Friday, October 9, 2009

We like the cars, the cars that go BOOM!

It was me and the posse with Bunny D. We were crusin' in the Jags or the Lamborghinis...


No, no... in reality it was TheBoyChild and me, heading to his doctors appointment. Taking a road we take all the time, and smash! Some guy just pulled out right in front of us, not like he was racing to beat us or anything. It was like my car was invisible to him. I've been saying for awhile now that my car has a cloaking device. I've just never understood why no one could see me in my bright red ride!



I slammed on my breaks, the whole car locked up; but there was just no way we were going to stop in time. This is where things get foggy. I remember him spinning, I thought he was going to slam into a nearby pole, or that another car was going to hit him coming the other way. I felt like I needed to warn him? Apparently we were spinning while this was going on, I really don't remember that at all. The next thing I do remember is trying to get out of the car to get to The Boy who was in the back. My door wouldn't open, and I just kept trying... like "WTF, why won't my door open?".

Everyone was fine, my car not so much. The other car fared MUCH better, I don't understand how. TheBoy and I were quite literally shaken up. There were lots of questions, and I know I gave some really stupid answers. "Do you have any aliases?" Me: "Huh, I'm not in a drug cartel or something... I'm just a mom!".

I called a friend, but thought the call didn't go through.... it did. She got to hear what was going on, and when she called back I couldn't figure out how she sorta knew what was happening. I was literally looking around the scene for her. She asked me if I needed a Coke. Which triggered me to remember right after it happened I went back to the car (and tried to open my door again, duh!) to get a Coke. I forced The Boy to chug some. "The sugar will make us feel better!" I might have offered the other driver a drink out of the can too, and shared my theory with him.
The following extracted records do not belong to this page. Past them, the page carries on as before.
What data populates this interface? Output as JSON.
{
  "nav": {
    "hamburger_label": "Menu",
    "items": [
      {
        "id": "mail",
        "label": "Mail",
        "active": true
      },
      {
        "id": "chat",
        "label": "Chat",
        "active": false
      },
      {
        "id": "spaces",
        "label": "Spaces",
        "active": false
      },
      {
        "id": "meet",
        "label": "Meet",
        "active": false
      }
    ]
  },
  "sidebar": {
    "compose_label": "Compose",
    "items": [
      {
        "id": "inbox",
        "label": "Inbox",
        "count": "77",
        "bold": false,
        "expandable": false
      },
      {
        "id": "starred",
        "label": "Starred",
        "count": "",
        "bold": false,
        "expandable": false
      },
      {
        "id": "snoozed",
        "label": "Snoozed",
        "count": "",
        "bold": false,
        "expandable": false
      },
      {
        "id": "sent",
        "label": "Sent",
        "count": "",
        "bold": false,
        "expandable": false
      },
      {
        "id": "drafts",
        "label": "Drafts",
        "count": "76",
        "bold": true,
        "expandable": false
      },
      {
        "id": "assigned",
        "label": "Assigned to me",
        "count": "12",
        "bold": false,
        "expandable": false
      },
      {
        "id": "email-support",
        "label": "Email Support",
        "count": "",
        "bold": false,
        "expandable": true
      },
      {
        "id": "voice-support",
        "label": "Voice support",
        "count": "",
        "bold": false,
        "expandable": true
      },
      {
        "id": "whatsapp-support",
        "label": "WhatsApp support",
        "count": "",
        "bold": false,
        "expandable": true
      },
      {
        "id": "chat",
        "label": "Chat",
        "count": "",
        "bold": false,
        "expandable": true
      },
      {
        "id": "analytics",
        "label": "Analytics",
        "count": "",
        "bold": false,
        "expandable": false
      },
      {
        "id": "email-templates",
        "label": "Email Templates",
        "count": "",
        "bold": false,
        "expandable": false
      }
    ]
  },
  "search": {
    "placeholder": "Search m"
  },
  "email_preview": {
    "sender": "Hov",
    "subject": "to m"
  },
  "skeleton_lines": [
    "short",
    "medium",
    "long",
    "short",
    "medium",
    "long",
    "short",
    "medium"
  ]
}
I'm a moron!

Word so far is that my car is totaled. This pisses me off like you can't believe. I love that car. That car was supposed to go to FirstBorn when she learned to drive. I own that damn car, mine all mine. I know that I should be grateful that all I have is some banged up knees and blister-type stuff on my fingers from my death-grip on the steering wheel; but I want my salsa red grocery getter back!

2 comments:

  1. Your car looks bad - I am so glad you both are ok and your great sense of humor is still intakt! Let me know if I can do anything for you!

    ReplyDelete
  2. Duuuuude,

    That is crazy!! It seems like you have had that car forever!! Glad you are OK!!